Followed by another message (sent three times), “I need your legal advice, I am in the police station right now.”
“Finally,” I said to myself, “the law caught up with him.”
I first met Steve December of 2004. Two days before I met him, he had been sending text messages to me. I asked him where he got my number and he said I gave it to him while we were chatting through mIRC. I find it weird because his number does not register in my phonebook and when I give out numbers to chatmates, I usually give it on a trade (I give my number, you give your number also). So I ignored him, but he still keep on sending messages and in several occasions, he called (he was using a Suncellular and so was I, so he must have unlimited call and text).
Right after getting out of the gym last December 23, 2004, I went straight to Glorieta to do my last minute Christmas Shopping (I was taking the morning flight on the following day and haven't bought gifts for my nephew and niece). While in Glorieta, my phone rung again. It was a call from Steve.
“Hi! Steve again, where are you?” He asked.
“I am in Glorieta.”
“Great! I am in Glorieta too, can we meet?”
“Ummm . . . okay.” I agreed to see him, at least I could already put a face to someone who has been sending me tons of text messages. “I am outside of Goldcrest, meet me here,” I said, “but meet lang to ha, I need to go home early. I haven't packed my bags yet and I am taking the morning flight tomorrow to our province.”
And so I met Steve. I was a little bit surprised that he actually look okay (experience tells me that kulit persons are not usually “physically blessed”) . He was tall (around 5'10”- 5'11”), moreno, lean (more of v-shaped-model-like-body). But what caught my attention was the bandage wrapped around his right arm. Pointing at his right hand, I asked, “What happened to that?” He answered an accident. I did not bother to inquire further.
Steve is person you will easily like. He has lots stories to tell and is very engaging in conversation, cheerful, humorous. “I usually tell people that I meet that I am from Pasig,” he shared, “but i am actually just residing nearby.”
“Where?” I asked.
“Basta, dyan lang”
“Okay,” he gave in, “for now, I actually live with my aunt in Dasmariñas.”
“Nope,” he answered, “Village, here in Makati.”
WHOA! This guy is rich! (FYI: Dasmariñas and Forbes Park, are posh villages in Makati).
Much as would like to talk to him that night, I really have to go home early to pack my things. So I said goodbye. Insecure that I am, I thought that would probably the last time we see each other as he probably would be to choosy to see me again.
December 24, 2004. I was already at the airport and trying to wait for our flight to be called (delayed as usual!) when my cellphone rung.

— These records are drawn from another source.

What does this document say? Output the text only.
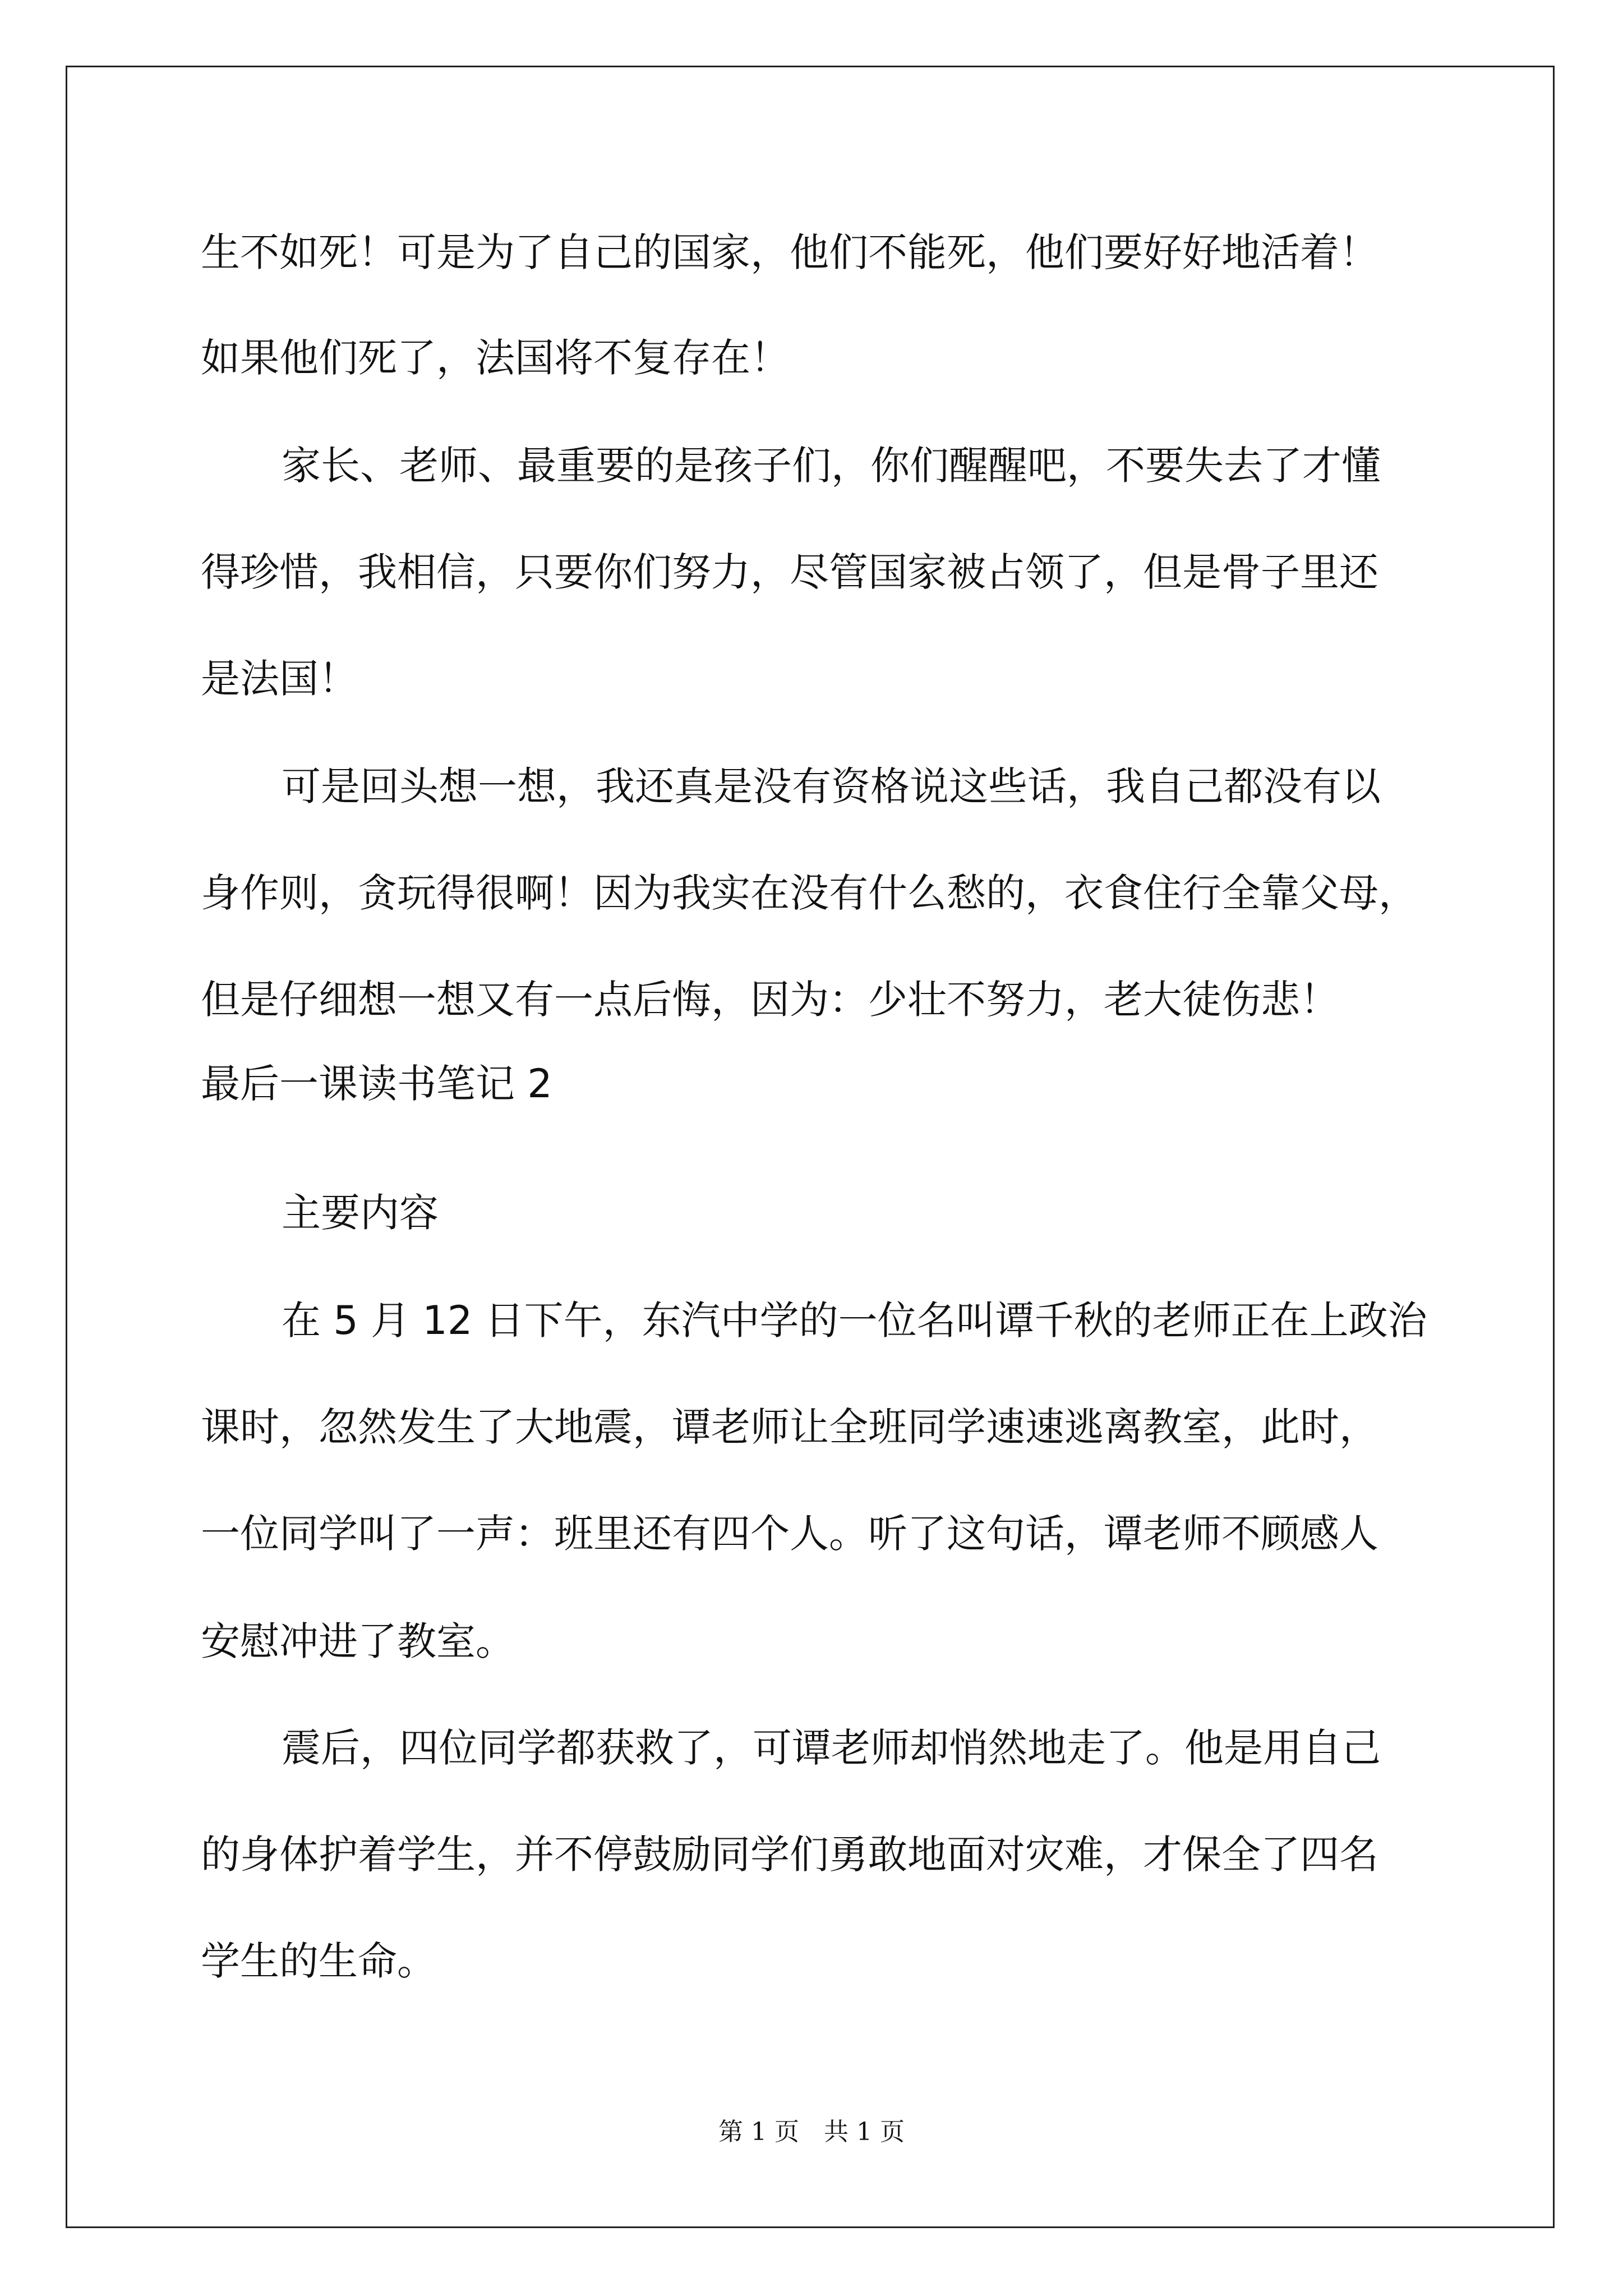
生不如死！可是为了自己的国家，他们不能死，他们要好好地活着！
如果他们死了，法国将不复存在！
家长、老师、最重要的是孩子们，你们醒醒吧，不要失去了才懂
得珍惜，我相信，只要你们努力，尽管国家被占领了，但是骨子里还
是法国！
可是回头想一想，我还真是没有资格说这些话，我自己都没有以
身作则，贪玩得很啊！因为我实在没有什么愁的，衣食住行全靠父母，
但是仔细想一想又有一点后悔，因为：少壮不努力，老大徒伤悲！
最后一课读书笔记 2
主要内容
在 5 月 12 日下午，东汽中学的一位名叫谭千秋的老师正在上政治
课时，忽然发生了大地震，谭老师让全班同学速速逃离教室，此时，
一位同学叫了一声：班里还有四个人。听了这句话，谭老师不顾感人
安慰冲进了教室。
震后，四位同学都获救了，可谭老师却悄然地走了。他是用自己
的身体护着学生，并不停鼓励同学们勇敢地面对灾难，才保全了四名
学生的生命。
第 1 页　共 1 页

It was Steve.
“HI!” Damn!, I sound too excited.
“Are you still at the airport?” Steve Asked.
“Well, I might catch you there.”
“And why is that?” I inquired.
“Well, I woke this morning and realized that I'll be spending Christmas with my Aunt and her katulongs, (househelp), which I don't like. So I decided to spend Christmas in Boracay.”
“Ah okay, do you have reservation already for your flight?”
“None yet, I'll call the airline now and will call you later.”
Steve put down the phone. I thought, if this is true then he must be rich. While most of us really have to plan (and save money) for months for a trip to Boracay, this guy visit that place out of his whims.
Steve called again and told me that his driver is already bringing him to the airport. True indeed, moments later I saw Steve at the departure lounge wearing a khaki shorts, t-shirt and sneakers and carrying a backpack.
Pointing at his small backpack, I asked, “is that your luggage?”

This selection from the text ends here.